O Auxílio Brasil pode substituir o Bolsa Família. Inclusive, o ministro da Cidadania, João Romão, declarou que o novo programa social pode ter um valor maior que o BF, mas ele respeitará o teto de gastos. A afirmação foi realizada, na última segunda-feira (09), durante a entrevista coletiva para explicar as propostas de mudanças no programa de transferência de renda. 

Romão ainda destacou que a intenção do governo federal é conciliar a responsabilidade fiscal com ações sociais, de modo que o novo Bolsa Família não possa prejudicar a recuperação da economia do Brasil. 

“Queremos avançar na eficácia e valor médio do programa, mas temos que agir de acordo com a responsabilidade fiscal para que não haja desequilíbrio nas finanças”, declarou o ministro, que reafirmou que o valor só será definido no fim de setembro.

De acordo com Romão, o Auxílio Brasil tem um orçamento de R$ 53 bilhões garantidos para 2022. A quantia representa R$ 18 bilhões a mais que a verba atual de R$ 35 bilhões para o Bolsa Família. Ele, no entanto, afirmou que o governo busca fontes alternativas de financiamento para conseguir um reajuste maior no benefício.

“O que visamos, inclusive, é que a gente encontre fontes do orçamento que façam jus a esse incremento de valor. Estava previsto inicialmente R$ 18 bilhões de acréscimo para 2022, e esse recurso seria agregado ao orçamento de cerca de R$ 35 bilhões do atual programa de transferência de renda”, relata Roma.
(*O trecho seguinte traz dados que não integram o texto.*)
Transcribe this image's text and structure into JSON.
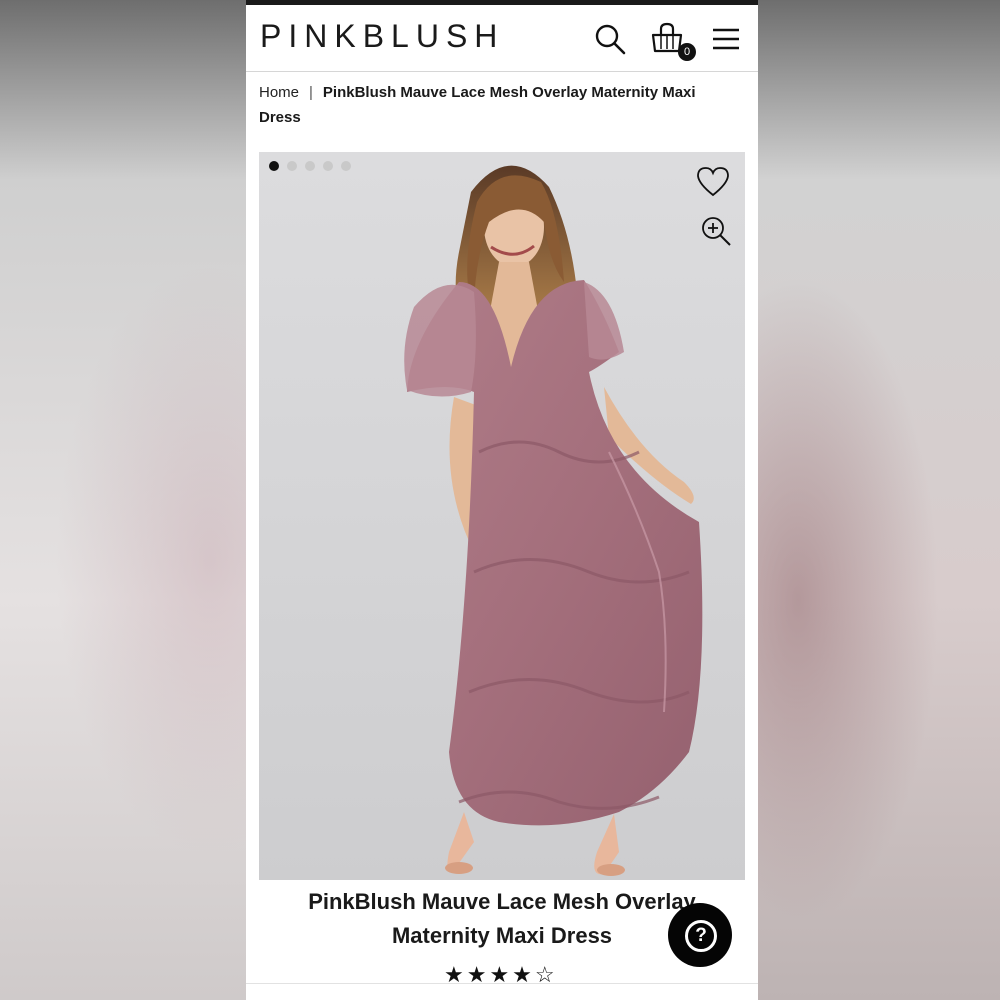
{
  "header": {
    "logo": "PINKBLUSH",
    "search_icon": "search-icon",
    "cart_icon": "shopping-bag-icon",
    "cart_count": "0",
    "menu_icon": "hamburger-menu-icon"
  },
  "breadcrumb": {
    "home": "Home",
    "separator": "|",
    "current": "PinkBlush Mauve Lace Mesh Overlay Maternity Maxi Dress"
  },
  "gallery": {
    "image_count": 5,
    "active_index": 0,
    "wishlist_icon": "heart-icon",
    "zoom_icon": "zoom-in-icon",
    "photo_subject": "product-photo"
  },
  "product": {
    "title_line1": "PinkBlush Mauve Lace Mesh Overlay",
    "title_line2": "Maternity Maxi Dress",
    "rating_stars": "★★★★☆",
    "rating_value": 4.5
  },
  "help": {
    "label": "?",
    "icon": "help-icon"
  },
  "colors": {
    "text": "#1a1a1a",
    "dress": "#a8727f",
    "background": "#d8d8da"
  }
}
Parte do acréscimo, ressaltou o ministro, poderá vir das sobras da verba para o Bolsa Família neste ano. Por causa do auxílio emergencial, executado com créditos extraordinários fora do teto de gastos, os recursos originalmente destinados ao Bolsa Família estão parados no Orçamento de 2021.

Isso ocorre porque o auxílio emergencial, que varia de R$ 150 a R$ 375 dependendo do perfil do beneficiário, é pago no lugar do Bolsa Família quando o valor deste for mais baixo que o do auxílio criado durante a pandemia.

Atualmente, o benefício médio do Bolsa Família está em torno de R$ 190. Ao entregar o projeto de lei do novo programa social, o presidente Jair Bolsonaro disse que o valor aumentaria pelo menos 50%, o que corresponderia a um benefício médio de R$ 283,50.